Personal information
- Full name: William Herbert Hobbs Sutcliffe
- Born: 10 October 1926 Pudsey, Yorkshire, England
- Died: 16 September 1998 (aged 71) Collingham, West Yorkshire
- Batting: Right-handed
- Bowling: Right-arm medium, leg-break
- Role: Batsman, captain

Domestic team information
- 1948–1957: Yorkshire

Career statistics
| Competition | First-class |
| Matches | 210 |
| Runs scored | 7530 |
| Batting average | 26.42 |
| 100s/50s | 6/38 |
| Top score | 181 |
| Balls bowled | 672 |
| Wickets | 15 |
| Bowling average | 22.26 |
| 5 wickets in innings | – |
| 10 wickets in match | – |
| Best bowling | 2/12 |
| Catches/stumpings | 90/– |
- Source: Cricinfo, 25 October 2013

= Billy Sutcliffe =

English cricketer

William Herbert Hobbs Sutcliffe (10 October 1926 - 16 September 1998) was an English amateur first-class cricketer, and the son of Herbert Sutcliffe; his middle name was in honour of Jack Hobbs.

Sutcliffe was born in Pudsey, near Leeds, Yorkshire, England. Playing as a right-handed batsman and occasional medium and leg break bowler, he made his debut for Yorkshire County Cricket Club in 1948, and retired from the first-class game in 1959. In 210 first-class matches, he scored 7,530 runs, with a career best score of 181 against Kent in 1952, at an average of 26.42. He scored six centuries in all, including 171 not out against Worcestershire and 161 not out against Glamorgan. Bob Appleyard recalled that Sutcliffe batted with a 2 pounds 6 ounces bat, which had to be specially made as it was considered very heavy in its day.

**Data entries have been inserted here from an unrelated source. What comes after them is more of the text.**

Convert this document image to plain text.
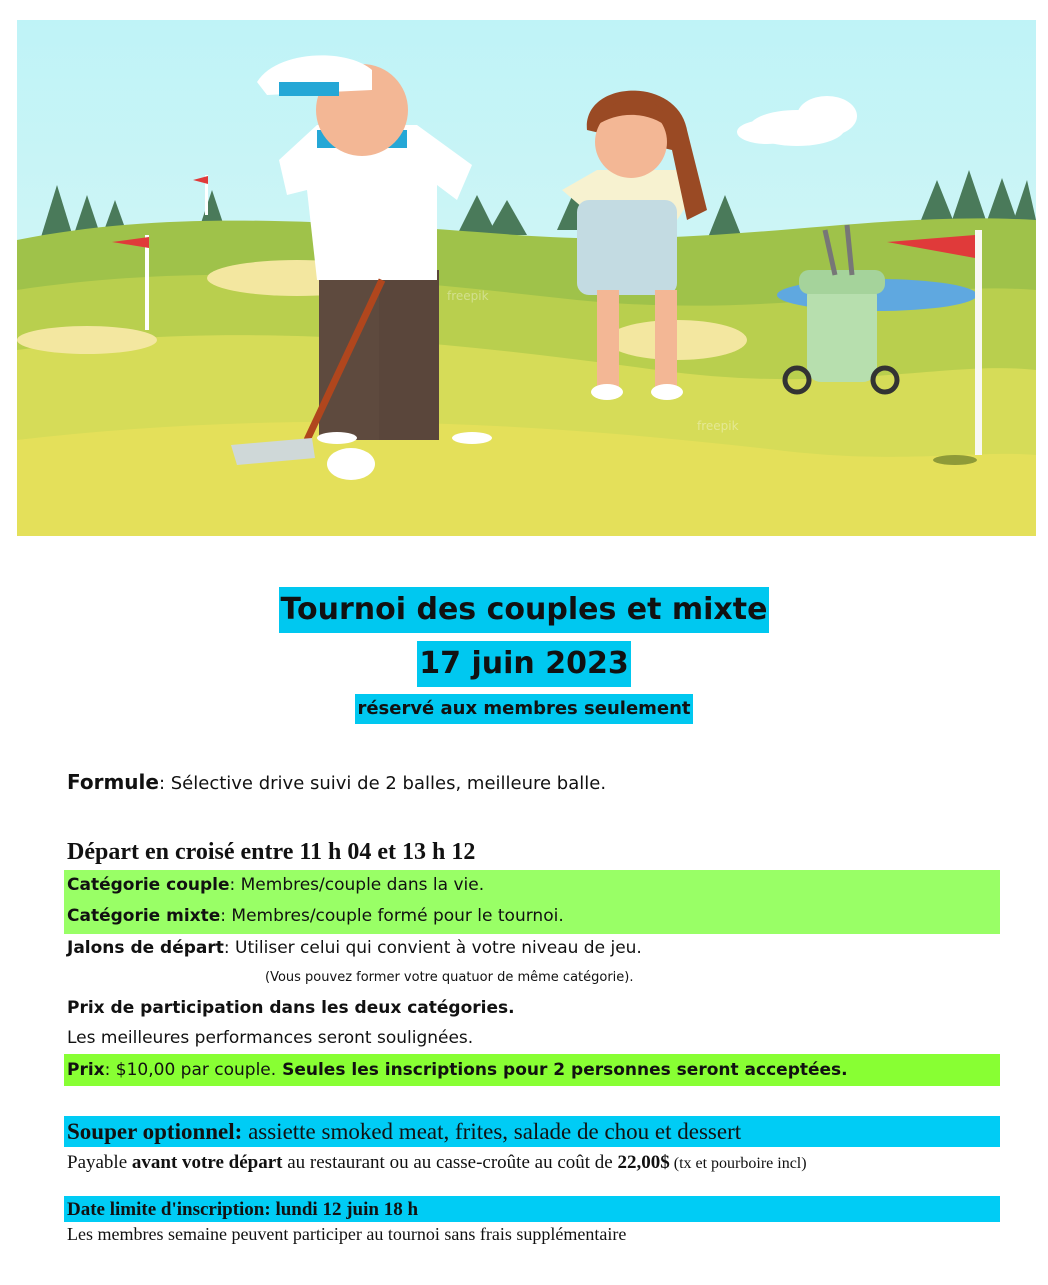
freepik
freepik
Tournoi des couples et mixte
17 juin 2023
réservé aux membres seulement
Formule: Sélective drive suivi de 2 balles, meilleure balle.
Départ en croisé entre 11 h 04 et 13 h 12
Catégorie couple: Membres/couple dans la vie.
Catégorie mixte: Membres/couple formé pour le tournoi.
Jalons de départ: Utiliser celui qui convient à votre niveau de jeu.
(Vous pouvez former votre quatuor de même catégorie).
Prix de participation dans les deux catégories.
Les meilleures performances seront soulignées.
Prix: $10,00 par couple. Seules les inscriptions pour 2 personnes seront acceptées.
Souper optionnel: assiette smoked meat, frites, salade de chou et dessert
Payable avant votre départ au restaurant ou au casse-croûte au coût de 22,00$ (tx et pourboire incl)
Date limite d'inscription: lundi 12 juin 18 h
Les membres semaine peuvent participer au tournoi sans frais supplémentaire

He toured India with the Commonwealth XI in 1950-51 (adding 301 for the fourth wicket with Frank Worrell in the match against Ceylon), and Pakistan with the MCC in 1955–56.

Sutcliffe captained Yorkshire as an amateur for two years in 1956 and 1957. He led a recovering Yorkshire to third in the County Championship in his final season in charge. Brian Close called him "a super lad who made himself into a county cricketer because it was expected of him, and because he believed in Yorkshire cricket and its right to pre-eminence. He was happier having a pint and a natter than he was in cracking the whip on the field". The Yorkshire and England spin bowler and Marylebone Cricket Club (MCC) coach Don Wilson said "It was unfair to suggest he was only in the job because of his name. He was a great league player and had proved himself a knowledgeable captain for Leeds. It was the senior players who were at the root of this malediction."

He later served on the Yorkshire committee, and on the Test selection panel in 1969 and 1970.

He died in September 1998 in Collingham, Yorkshire.